Men in Therapy

Men tend to seek counseling less often than women for seemingly a number of reasons. A main reason is the vulnerability it takes to come into therapy and share what we are struggling with is typically the opposite of what men are told is allowed to show growing up. Boys will often be told to ‘man up’ when upset or showing signs of vulnerability or emotions. A number of reports have shown, “men do not seek counseling for emotional disturbances, which is a common presenting issue for women. Men are more likely to present to counseling with a solution-focused agenda, whereas women are more inclined toward emotional exploration” (Holloway et al., 2018; Liddon et al., 2018; Tamres et al., 2002). 

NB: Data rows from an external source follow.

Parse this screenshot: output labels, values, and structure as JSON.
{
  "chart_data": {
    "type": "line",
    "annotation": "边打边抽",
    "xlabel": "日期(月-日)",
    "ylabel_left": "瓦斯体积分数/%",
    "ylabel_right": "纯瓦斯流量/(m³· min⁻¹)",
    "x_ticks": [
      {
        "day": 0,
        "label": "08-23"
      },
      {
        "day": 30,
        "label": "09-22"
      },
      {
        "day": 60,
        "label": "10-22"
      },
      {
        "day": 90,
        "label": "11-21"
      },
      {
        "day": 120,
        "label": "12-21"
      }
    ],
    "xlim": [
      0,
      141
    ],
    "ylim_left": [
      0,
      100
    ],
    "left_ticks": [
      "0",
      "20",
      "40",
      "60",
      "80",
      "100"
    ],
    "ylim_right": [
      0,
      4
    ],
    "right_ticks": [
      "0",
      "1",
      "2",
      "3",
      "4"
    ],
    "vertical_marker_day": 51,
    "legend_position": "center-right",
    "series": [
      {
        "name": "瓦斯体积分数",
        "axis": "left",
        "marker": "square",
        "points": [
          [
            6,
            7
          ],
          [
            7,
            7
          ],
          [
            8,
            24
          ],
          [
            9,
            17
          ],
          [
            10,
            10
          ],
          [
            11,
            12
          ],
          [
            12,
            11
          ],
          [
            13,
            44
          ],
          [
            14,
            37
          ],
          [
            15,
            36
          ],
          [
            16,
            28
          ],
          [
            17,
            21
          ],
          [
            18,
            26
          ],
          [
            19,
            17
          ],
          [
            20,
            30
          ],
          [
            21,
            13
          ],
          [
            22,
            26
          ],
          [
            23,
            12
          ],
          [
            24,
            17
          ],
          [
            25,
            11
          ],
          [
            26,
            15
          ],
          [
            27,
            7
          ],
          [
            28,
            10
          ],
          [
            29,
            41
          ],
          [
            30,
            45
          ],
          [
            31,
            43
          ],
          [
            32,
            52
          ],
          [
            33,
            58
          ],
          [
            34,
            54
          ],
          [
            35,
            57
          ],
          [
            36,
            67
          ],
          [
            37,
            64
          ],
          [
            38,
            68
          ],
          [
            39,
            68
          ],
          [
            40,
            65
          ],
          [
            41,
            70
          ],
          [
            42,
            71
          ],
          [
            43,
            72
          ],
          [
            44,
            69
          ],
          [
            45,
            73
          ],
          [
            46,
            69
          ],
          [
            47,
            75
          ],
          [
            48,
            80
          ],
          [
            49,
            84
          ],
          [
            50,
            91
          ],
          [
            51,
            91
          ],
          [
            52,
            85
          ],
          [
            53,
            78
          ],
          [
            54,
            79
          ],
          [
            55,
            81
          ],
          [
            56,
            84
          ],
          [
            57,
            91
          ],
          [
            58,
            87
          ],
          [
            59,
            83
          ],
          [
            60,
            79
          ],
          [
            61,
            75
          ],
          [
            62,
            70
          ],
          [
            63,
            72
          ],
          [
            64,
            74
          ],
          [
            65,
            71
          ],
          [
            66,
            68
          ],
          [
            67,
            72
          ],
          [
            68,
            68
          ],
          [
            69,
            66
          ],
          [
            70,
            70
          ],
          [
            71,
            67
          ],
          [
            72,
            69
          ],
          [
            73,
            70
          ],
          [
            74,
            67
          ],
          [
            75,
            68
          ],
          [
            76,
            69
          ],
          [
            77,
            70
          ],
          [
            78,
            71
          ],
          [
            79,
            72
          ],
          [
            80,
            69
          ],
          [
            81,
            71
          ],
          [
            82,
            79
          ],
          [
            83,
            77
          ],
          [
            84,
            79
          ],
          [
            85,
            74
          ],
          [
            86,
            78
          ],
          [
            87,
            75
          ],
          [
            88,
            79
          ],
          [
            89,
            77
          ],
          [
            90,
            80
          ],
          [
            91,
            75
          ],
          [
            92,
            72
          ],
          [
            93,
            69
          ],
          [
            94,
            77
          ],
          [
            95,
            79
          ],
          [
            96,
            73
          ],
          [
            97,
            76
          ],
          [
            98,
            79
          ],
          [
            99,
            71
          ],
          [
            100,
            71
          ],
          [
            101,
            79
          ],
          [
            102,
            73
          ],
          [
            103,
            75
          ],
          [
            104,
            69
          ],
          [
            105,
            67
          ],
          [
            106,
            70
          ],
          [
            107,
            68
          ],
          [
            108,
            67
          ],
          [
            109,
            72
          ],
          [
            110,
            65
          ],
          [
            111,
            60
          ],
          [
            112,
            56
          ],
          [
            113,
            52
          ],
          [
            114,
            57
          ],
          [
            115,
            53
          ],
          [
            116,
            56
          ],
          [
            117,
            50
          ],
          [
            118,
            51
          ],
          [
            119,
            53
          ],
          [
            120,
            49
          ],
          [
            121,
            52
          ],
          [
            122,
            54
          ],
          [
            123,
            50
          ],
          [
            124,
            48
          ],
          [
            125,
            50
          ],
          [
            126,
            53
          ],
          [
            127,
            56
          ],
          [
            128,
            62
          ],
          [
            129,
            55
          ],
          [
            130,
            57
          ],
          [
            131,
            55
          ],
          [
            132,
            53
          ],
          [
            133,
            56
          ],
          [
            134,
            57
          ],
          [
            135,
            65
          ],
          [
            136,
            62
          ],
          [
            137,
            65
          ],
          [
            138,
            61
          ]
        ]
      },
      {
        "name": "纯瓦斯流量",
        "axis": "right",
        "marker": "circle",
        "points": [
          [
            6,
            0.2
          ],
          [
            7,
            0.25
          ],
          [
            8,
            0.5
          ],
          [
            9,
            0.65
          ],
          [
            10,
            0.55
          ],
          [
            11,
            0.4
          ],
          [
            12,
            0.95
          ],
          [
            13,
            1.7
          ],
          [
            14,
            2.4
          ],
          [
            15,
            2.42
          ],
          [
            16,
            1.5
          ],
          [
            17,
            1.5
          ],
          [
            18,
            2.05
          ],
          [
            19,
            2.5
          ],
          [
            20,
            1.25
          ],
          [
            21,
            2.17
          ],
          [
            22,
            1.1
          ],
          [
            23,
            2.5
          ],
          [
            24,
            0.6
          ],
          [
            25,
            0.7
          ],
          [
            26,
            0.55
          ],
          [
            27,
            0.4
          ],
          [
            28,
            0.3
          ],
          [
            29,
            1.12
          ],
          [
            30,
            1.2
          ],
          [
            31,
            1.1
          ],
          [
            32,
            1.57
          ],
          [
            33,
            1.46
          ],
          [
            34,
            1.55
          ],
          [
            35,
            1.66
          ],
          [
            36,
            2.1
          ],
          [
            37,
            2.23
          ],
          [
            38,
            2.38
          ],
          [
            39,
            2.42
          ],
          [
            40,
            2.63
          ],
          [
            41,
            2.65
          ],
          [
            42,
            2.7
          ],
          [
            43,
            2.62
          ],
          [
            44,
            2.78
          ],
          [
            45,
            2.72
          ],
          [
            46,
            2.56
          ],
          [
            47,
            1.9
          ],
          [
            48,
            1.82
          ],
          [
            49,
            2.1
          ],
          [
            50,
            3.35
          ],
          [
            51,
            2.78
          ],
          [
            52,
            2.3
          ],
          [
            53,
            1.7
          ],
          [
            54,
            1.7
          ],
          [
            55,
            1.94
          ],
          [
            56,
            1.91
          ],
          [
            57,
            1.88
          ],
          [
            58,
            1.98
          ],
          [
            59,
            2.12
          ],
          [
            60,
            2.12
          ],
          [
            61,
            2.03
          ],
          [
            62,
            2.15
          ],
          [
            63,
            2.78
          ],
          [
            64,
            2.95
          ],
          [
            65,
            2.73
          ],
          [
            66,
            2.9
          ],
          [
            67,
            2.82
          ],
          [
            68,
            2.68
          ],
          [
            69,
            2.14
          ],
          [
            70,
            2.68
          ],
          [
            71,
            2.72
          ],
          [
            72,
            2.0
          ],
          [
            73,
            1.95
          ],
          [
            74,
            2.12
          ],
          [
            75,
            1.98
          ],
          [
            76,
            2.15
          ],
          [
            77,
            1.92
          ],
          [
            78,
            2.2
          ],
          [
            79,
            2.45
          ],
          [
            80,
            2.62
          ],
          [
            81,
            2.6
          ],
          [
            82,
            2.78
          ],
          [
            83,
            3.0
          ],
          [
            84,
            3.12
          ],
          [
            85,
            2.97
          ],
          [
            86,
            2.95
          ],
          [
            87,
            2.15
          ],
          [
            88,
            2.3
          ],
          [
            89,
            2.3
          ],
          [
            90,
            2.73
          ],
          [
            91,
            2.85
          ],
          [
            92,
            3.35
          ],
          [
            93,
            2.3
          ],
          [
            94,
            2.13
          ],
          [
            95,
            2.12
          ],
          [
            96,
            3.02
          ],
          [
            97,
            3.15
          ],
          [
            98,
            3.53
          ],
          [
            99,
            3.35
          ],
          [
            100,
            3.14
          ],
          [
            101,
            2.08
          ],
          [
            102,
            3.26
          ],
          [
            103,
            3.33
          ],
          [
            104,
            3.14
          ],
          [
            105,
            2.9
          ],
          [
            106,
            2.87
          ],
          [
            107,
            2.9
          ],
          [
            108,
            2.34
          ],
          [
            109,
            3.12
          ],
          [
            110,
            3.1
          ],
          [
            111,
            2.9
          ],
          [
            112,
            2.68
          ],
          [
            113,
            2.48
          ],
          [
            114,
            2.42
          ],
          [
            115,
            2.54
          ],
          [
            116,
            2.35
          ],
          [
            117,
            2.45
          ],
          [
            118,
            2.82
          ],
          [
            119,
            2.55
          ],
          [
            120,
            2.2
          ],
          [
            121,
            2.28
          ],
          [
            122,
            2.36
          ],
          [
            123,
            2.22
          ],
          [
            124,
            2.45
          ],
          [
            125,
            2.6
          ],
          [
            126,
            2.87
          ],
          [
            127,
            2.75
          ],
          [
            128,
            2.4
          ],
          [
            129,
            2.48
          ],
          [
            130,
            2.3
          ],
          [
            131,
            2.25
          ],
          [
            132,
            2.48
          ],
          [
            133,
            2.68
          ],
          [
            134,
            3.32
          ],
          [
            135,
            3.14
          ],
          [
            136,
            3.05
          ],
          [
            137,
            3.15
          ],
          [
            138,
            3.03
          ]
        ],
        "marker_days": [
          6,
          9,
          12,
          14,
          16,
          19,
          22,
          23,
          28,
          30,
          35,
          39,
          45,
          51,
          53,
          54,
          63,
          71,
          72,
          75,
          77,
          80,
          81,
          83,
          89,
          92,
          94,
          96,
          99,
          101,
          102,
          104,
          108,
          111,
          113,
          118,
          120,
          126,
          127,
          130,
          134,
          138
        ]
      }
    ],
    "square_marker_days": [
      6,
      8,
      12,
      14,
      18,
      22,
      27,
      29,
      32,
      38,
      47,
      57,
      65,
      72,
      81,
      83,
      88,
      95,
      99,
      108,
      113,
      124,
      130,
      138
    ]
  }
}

When seeing mostly male client’s so far in this career, they are typically focused on one specific area that brought them in, and it eventually turns into many different areas of their life in which they were not expecting to talk about. Additionally, when it comes to naming emotions and emotional vocabulary, men have had a much harder time expressing how they feel. Many of them apologizing or saying they have not told anyone outside of therapy what they’ve brought into therapy. The contrast between the emotional vulnerability within male vs female clients is one that should be noted when working with male clients.

Men will also not seek therapy until many of them feel it is their last option. They are not as likely to seek therapy for day-to-day stressors or issues, but typically seek help when they feel they are out of options. Shining a light on how brave it is to seek out help may serve to help the stigma of feeling weak seeking out help. As clinicians, we should keep in the back of our mind that although not always the case, a man may have been dealing with their presenting problem or emotions for some time before taking that first step to come into therapy.